# fence gate on a rolling track?



## Millertyme (Apr 20, 2010)

I once built one of these a while back. It was much smaller though. It was at the top of a set of stairs.Same concept though.The u-channel is exactly what I did. It had a track at the top and bottom. Keep in mind that the gate must be longer than the opening so that it stays in the track when the gate is all the way closed. They also sell heavy duty rollers that are designed for gates like this. I have only seen them on chain link but maybe you can be creative


----------



## gregzoll (Dec 25, 2006)

The would work with a wooden fence, but you have to bolt the metal tubing on the frame for the gate, and then the wheels bolt on said frame to ride along the tubing to retract. If you want an example how the rolling gate works, head to your local airport. Otherwise, use a gate with a wheel on the bottom to help allow it to be pulled out of the way.


----------



## Knucklez (Oct 21, 2007)

I found lots of U-channel at HomeDepot, and even a wheel that looked like it could work great. A wheel from scaffolding set. It is nice because it is heavy duty, rated for outdoors, cost effective and already mounted for insertion into a pipe (which would get bolted to the side of my rolling gate).
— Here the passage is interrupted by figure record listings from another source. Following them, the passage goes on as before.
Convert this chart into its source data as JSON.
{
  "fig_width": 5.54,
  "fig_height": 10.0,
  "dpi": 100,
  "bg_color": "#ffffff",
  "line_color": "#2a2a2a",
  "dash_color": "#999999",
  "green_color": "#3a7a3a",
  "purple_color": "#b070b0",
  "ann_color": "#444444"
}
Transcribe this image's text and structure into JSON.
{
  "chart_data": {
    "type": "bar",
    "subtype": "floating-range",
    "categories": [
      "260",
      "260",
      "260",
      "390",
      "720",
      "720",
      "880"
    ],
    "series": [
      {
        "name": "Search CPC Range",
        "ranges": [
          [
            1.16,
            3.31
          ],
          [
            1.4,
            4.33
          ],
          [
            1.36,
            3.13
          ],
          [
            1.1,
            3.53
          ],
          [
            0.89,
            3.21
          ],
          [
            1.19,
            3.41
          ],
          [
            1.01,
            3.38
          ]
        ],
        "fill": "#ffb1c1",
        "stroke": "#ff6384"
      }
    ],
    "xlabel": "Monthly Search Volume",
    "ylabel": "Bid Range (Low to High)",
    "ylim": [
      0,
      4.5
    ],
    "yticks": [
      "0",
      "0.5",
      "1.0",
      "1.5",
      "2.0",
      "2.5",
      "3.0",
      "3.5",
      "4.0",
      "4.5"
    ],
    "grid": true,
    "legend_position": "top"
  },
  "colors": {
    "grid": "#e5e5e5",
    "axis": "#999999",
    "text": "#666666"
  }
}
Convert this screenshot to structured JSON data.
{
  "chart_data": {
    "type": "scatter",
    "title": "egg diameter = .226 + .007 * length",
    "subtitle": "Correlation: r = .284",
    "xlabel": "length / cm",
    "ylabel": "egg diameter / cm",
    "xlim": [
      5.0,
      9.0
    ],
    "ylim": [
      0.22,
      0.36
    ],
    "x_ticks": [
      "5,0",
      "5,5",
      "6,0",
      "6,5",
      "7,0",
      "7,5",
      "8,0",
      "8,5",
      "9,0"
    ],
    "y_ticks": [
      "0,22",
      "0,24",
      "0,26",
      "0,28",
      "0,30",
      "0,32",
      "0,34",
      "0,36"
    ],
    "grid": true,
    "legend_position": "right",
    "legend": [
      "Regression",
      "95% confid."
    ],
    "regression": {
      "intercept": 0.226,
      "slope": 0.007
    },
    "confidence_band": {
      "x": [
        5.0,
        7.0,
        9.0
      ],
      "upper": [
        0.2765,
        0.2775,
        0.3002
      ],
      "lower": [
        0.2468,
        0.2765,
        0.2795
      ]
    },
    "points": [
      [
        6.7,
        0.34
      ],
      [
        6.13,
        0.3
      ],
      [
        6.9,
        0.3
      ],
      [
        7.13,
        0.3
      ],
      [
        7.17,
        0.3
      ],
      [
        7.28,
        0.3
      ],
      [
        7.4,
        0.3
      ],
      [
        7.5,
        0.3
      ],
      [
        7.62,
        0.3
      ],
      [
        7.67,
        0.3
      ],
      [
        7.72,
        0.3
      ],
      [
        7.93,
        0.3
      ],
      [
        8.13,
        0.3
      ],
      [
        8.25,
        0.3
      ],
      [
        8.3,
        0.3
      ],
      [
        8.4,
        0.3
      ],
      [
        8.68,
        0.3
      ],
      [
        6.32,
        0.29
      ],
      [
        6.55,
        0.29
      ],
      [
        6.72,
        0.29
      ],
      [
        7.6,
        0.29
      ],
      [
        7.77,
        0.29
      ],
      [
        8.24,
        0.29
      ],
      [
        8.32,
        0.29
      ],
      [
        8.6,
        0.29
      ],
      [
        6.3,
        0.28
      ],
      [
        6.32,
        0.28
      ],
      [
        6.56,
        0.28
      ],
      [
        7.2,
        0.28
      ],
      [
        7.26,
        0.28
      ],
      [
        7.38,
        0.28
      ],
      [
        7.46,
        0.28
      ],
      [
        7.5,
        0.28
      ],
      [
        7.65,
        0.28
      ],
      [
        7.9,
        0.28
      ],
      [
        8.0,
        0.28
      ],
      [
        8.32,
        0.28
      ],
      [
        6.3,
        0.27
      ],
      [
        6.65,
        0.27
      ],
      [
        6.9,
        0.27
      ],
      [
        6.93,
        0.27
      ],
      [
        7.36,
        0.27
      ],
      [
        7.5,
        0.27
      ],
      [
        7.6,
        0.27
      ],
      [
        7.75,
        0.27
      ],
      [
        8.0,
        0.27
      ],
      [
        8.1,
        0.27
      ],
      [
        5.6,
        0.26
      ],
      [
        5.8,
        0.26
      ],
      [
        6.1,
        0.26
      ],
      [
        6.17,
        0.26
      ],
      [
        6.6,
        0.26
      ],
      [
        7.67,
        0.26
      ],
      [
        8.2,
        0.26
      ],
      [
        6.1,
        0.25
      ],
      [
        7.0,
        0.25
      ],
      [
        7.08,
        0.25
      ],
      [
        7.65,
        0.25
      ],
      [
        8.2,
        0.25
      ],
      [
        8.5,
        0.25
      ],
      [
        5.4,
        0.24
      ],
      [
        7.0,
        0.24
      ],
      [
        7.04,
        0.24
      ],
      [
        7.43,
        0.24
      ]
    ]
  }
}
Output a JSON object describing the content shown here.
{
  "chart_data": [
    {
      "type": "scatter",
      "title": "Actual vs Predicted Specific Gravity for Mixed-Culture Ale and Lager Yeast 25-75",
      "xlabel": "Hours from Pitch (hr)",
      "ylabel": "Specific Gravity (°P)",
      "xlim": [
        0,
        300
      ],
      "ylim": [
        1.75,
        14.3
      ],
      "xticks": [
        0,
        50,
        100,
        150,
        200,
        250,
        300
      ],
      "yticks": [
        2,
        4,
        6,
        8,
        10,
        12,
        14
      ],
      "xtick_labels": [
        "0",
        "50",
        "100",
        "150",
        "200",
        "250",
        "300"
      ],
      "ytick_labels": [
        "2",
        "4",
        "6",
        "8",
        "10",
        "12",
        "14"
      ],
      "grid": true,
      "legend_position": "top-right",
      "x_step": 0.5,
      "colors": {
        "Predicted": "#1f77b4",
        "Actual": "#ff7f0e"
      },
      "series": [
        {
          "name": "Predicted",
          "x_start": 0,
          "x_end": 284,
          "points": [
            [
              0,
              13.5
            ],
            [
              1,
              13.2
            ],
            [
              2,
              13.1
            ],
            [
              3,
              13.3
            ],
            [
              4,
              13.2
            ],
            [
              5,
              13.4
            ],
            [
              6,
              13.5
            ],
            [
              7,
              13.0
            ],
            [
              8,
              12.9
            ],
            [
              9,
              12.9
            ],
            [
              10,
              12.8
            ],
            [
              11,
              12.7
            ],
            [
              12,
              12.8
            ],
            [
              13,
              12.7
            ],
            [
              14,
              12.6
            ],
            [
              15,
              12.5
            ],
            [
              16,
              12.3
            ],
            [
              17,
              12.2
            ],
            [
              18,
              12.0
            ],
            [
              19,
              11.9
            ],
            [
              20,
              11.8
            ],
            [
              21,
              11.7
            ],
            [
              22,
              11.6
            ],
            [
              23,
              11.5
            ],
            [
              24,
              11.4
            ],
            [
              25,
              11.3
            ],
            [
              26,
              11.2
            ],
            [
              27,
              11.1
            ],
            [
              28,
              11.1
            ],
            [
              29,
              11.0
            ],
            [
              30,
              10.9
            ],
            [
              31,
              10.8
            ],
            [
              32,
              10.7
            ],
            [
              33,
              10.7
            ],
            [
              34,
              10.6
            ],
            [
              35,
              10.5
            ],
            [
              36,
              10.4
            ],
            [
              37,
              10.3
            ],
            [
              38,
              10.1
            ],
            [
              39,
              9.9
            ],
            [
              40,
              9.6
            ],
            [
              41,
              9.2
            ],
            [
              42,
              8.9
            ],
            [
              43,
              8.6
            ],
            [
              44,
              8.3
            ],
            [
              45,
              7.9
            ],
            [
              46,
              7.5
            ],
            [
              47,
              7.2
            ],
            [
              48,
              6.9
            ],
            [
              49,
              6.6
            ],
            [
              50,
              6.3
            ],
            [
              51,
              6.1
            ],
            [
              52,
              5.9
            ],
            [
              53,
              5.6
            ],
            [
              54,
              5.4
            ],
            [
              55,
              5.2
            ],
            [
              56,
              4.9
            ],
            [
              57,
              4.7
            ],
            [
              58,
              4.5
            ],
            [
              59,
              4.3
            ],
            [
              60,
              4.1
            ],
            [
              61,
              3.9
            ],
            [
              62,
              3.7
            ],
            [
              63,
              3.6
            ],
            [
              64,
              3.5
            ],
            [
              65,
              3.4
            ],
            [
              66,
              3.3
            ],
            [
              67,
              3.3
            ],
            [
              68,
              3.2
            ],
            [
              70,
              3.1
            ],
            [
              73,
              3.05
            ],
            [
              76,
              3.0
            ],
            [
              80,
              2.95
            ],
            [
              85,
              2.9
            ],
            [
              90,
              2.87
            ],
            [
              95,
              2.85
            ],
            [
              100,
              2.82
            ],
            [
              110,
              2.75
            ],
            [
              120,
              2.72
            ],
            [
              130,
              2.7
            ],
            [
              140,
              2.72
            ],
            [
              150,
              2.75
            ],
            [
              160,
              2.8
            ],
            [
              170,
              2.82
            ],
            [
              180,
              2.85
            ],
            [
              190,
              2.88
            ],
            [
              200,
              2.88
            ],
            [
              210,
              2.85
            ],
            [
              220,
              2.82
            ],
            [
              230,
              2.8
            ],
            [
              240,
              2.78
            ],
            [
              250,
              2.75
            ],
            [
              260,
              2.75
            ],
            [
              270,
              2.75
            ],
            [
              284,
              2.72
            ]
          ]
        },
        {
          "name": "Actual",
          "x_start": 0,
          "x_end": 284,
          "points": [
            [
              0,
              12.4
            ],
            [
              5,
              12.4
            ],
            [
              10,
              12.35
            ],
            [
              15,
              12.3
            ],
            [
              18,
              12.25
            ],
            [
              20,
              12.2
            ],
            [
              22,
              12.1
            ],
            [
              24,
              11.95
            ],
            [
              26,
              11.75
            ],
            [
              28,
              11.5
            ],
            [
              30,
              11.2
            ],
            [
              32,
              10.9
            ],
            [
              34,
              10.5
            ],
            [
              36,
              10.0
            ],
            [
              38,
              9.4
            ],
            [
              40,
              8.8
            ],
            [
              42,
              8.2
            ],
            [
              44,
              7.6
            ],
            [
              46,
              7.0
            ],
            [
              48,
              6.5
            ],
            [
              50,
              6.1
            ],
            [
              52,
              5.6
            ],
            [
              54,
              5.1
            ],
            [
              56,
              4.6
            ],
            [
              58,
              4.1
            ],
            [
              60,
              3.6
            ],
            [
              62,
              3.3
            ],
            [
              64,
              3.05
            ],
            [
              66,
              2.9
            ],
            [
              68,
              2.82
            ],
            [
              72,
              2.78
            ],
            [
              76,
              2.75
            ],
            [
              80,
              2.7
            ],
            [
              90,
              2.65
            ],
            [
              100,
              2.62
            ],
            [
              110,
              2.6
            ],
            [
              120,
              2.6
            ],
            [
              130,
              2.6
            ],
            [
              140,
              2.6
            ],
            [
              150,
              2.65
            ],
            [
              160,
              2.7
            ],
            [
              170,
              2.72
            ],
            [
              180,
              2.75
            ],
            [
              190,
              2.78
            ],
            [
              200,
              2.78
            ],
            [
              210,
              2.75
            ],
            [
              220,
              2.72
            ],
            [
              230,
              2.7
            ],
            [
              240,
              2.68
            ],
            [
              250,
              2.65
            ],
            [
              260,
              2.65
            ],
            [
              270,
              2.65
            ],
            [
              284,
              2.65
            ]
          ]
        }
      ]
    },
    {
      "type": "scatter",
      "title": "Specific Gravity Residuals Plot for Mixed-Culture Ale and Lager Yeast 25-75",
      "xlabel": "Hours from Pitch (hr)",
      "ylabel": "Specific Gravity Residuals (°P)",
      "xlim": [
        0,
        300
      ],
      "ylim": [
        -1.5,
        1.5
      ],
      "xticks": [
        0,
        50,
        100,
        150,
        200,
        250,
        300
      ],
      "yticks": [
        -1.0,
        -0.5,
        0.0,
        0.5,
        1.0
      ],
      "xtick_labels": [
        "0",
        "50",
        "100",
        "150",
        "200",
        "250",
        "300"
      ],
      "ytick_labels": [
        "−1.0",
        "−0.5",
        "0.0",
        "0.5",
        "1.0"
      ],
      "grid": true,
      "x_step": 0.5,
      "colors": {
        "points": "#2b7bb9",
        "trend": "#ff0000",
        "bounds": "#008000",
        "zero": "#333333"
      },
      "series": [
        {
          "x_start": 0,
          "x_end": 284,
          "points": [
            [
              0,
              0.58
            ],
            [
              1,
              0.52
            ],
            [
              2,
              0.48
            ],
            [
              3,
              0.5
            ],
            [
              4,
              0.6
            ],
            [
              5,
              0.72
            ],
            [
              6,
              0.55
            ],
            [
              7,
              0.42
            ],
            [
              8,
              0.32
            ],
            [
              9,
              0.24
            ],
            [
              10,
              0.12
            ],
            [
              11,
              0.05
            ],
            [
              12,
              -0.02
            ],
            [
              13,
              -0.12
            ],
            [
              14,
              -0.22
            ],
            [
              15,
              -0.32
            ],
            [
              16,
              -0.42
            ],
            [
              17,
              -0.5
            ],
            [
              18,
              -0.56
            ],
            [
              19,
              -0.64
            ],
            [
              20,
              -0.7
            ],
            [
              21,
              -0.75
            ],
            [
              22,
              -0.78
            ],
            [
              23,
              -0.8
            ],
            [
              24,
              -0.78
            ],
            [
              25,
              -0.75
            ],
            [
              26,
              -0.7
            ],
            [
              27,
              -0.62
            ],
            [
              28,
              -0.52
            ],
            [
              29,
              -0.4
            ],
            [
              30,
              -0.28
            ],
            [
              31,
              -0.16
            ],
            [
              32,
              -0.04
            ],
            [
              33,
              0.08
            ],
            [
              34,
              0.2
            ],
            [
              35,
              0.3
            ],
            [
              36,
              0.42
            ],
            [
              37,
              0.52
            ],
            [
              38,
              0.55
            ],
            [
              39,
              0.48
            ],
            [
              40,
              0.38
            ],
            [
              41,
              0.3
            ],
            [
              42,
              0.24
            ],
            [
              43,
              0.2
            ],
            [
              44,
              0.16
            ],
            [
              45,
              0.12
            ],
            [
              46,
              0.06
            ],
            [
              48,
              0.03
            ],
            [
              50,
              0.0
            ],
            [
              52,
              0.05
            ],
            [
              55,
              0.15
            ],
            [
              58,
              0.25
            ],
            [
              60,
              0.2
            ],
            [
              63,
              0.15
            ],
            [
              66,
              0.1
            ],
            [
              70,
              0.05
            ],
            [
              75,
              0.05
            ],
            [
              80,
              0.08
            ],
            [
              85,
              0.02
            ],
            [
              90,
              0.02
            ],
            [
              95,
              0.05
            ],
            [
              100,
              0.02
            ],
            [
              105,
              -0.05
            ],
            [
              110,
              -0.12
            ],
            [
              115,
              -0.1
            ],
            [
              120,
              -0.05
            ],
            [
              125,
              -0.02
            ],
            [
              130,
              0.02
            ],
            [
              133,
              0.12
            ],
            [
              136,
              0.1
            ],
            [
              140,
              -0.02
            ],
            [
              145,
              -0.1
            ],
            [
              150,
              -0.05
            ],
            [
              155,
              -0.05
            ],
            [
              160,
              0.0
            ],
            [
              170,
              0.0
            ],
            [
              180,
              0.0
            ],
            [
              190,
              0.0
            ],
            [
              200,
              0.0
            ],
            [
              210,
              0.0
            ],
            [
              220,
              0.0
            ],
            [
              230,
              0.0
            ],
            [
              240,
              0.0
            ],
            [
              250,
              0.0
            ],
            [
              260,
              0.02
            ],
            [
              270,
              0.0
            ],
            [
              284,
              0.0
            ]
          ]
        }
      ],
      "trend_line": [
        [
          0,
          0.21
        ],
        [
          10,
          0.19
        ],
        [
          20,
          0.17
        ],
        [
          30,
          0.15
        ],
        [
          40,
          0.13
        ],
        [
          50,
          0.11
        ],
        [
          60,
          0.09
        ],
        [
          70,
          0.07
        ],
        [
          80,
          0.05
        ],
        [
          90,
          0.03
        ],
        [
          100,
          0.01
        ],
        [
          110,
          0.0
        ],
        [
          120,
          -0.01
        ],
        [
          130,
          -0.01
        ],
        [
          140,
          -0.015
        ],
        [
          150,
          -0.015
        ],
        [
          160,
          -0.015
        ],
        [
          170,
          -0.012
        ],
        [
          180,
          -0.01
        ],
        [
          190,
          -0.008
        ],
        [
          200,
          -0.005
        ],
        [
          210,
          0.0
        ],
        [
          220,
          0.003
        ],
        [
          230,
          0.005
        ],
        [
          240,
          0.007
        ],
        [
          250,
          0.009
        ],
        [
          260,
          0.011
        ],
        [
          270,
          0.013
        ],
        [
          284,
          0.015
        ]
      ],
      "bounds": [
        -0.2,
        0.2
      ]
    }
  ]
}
now i need to find a pole and a spring, so that this wheel can have some bounce. any suggestion?

I saw a big spring in the fence gate section of HD, so that could work.. ..


----------



## High Gear (Nov 30, 2009)

You'll have to post a pic when your done.

Previous home I put a swing out gate with roller for a parking pad , used a farm gate/latch and wheel.

The gate had alternating boards just like the fence it was attached to and worked pretty slick.


----------



## Knucklez (Oct 21, 2007)

i will.. but this project is low on the priority list. may not happen until next spring. depends. but anyway, for now i am thinking of forgetting about the spring. if it turns out i need one, then i'll think of it at that time.


----------



## orange (Feb 19, 2008)

I found these after reading your post. Maybe they'll spark some ideas.

http://www.youtube.com/watch?v=LNf2_DHKXSI
http://www.buildeazy.com/workshop/sliding-gate-1.html

Seems there are many suppliers for chain link fences/gates -- some of the pieces may be applicable to your project.
Good luck.


----------



## Knucklez (Oct 21, 2007)

thanks, definitely some good ideas there!

Knucklez


----------



## Patrickmurtaugh (Dec 2, 2012)

*did you ever finished your rolling fence gate?*

I am looking to do a similar project in my backyard and would love to hear how yours turned out.


----------



## Knucklez (Oct 21, 2007)

i abandoned the idea because too complicated to implement in my situation because of uneven soil and difficulty sourcing adequate rolling fence parts (not chain link fence parts which are easy to find). instead i went with wooden swing gate, fully cantilevered with NO wheels anywhere 

so far, i have installed the gate posts which are each 6x6 PT wood burried 4' and steel reinforced to protect against gate sag (recall fully cantilevered). i reinforced myself by going to a steel supply shop, ording 4 pieces of 1/4" thick steel 10' long by 2.5" wide then used drill press to drill holes in zig-zag pattern, spray painted with rustnoleum, then groved out my PT gate posts and inserted the steel, and screwed it in place. the steel will stop gate post from bending. that's as far as i got.. been like that for a few months.. working on other projects right now.


----------



## paulsmith544 (Dec 21, 2012)

Knucklez said:


> I found lots of U-channel at HomeDepot, and even a wheel that looked like it could work great. A wheel from scaffolding set. It is nice because it is heavy duty, rated for outdoors, cost effective and already mounted for insertion into a pipe (which would get bolted to the side of my rolling gate).
> 
> now i need to find a pole and a spring, so that this wheel can have some bounce. any suggestion?
> 
> I saw a big spring in the fence gate section of HD, so that could work.. ..



hmm there are not any suggestion but i also was saying the same thing but was a bit late ..


----------